Há quase 20 anos, Tati Ferri entrou na Audi como estagiária. Ao longo dos anos, desenvolveu sua trajetória focada em atendimento e pós-venda. Em 2014, se tornou a primeira mulher a ocupar o cargo de gerente regional de pós-venda da Audi Brasil.
Neste episódio do podcast Lideranças Diversas, a repórter de diversidade e inclusão da Automotive Business Natália Scarabotto recebe Tati Ferri, para falar sobre sua trajetória de quase 20 anos no setor automotivo, como se tornou a primeira mulher e a primeira pessoa com deficiência a assumir o cargo e como os erros e aprendizados moldaram sua trajetória como líder.
Do estágio à liderança: uma carreira de quase 20 anos de superação e aprendizados
Desde pequena, ela tem uma forte ligação com carros. Seja pelas histórias que ouvia do pai, seja pela mãe que trabalhou na fábrica da Ford. O que ela queria, desde criança, era aprender a dirigir.
Aos 13 anos, fez um curso sobre mecânica automobilística e foi o seu primeiro contato com o mundo automotivo. Ali, percebeu pela primeira vez as diferenças de gênero do setor. De 40 alunos, só ela e mais uma estudante eram mulheres.
“Eu não me abalei. Acho que até por conta da minha deficiência, minha mãe sempre me ensinou a ir e fazer o que eu quiser, sem ligar para o que os outros pensam”, contou Tati.
Formada em engenharia mecânica, sempre esteve ligada à área de pós-venda.
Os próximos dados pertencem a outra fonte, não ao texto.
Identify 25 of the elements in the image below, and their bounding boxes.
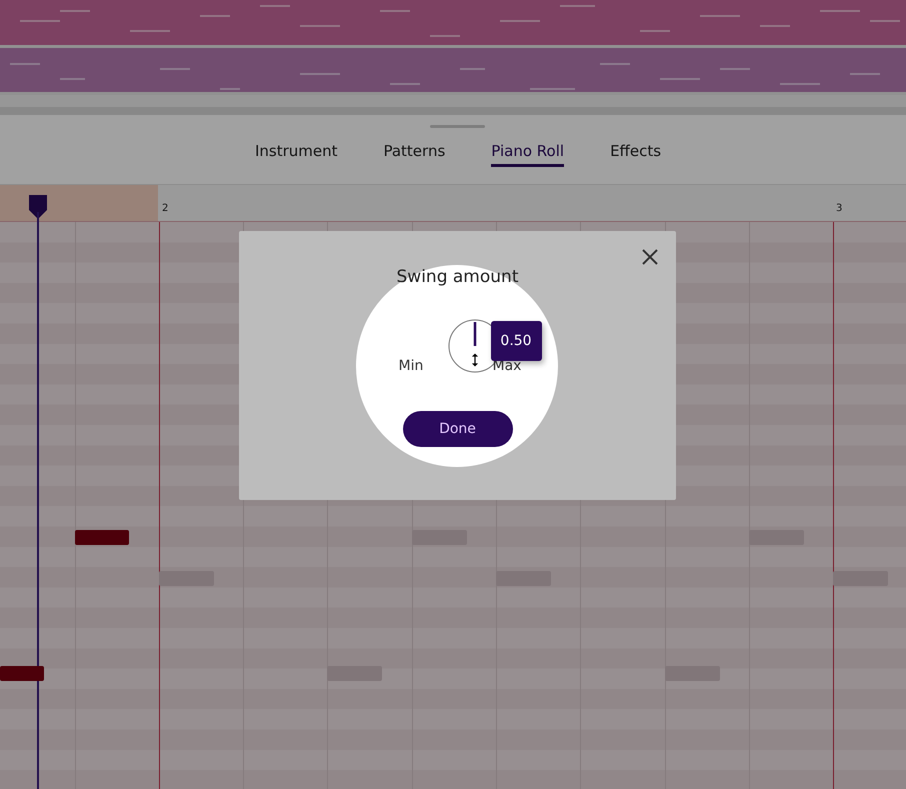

Pela Audi, viajou de avião pela primeira vez. “Eu via aquelas mulheres vestidas de terno, de social, carregando uma pasta e queria ser uma dessas executivas”, contou. “Um dia estava esperando um voo para o Rio de Janeiro para um bate e volta em um compromisso e percebi que tinha chegado lá. Eu era uma executiva, no aeroporto esperando um voo a trabalho.”
A deficiência na mão esquerda nunca foi um limitador para Tati. “Meu chefe sabia que isso não seria um limitador, mas tem gente que fecha a porta mesmo”, disse ela. “Temos sim poucas pessoas com deficiência no setor, e quando temos, estão nos cargos da base. Então, precisamos pensar no desenvolvimento de carreira. Não pode ser um tabu para a empresa pensar em como melhorar isso, perguntar e ouvir da pessoa o que ela precisa para conseguir fazer as funções do dia a dia.”
Quando olha para trás, com quase 20 anos de carreira na Audi, Tati sente orgulho. Quando olha para frente pensa em deixar um legado que inspire as pessoas. “Então, se puder deixar um legado, é: acredite em você. As pessoas vão julgar, mas você sabe onde quer chegar, você sabe o que passou. Todo mundo tem problemas, mas não pode se deixar abalar nem se diminuir”, completou ela.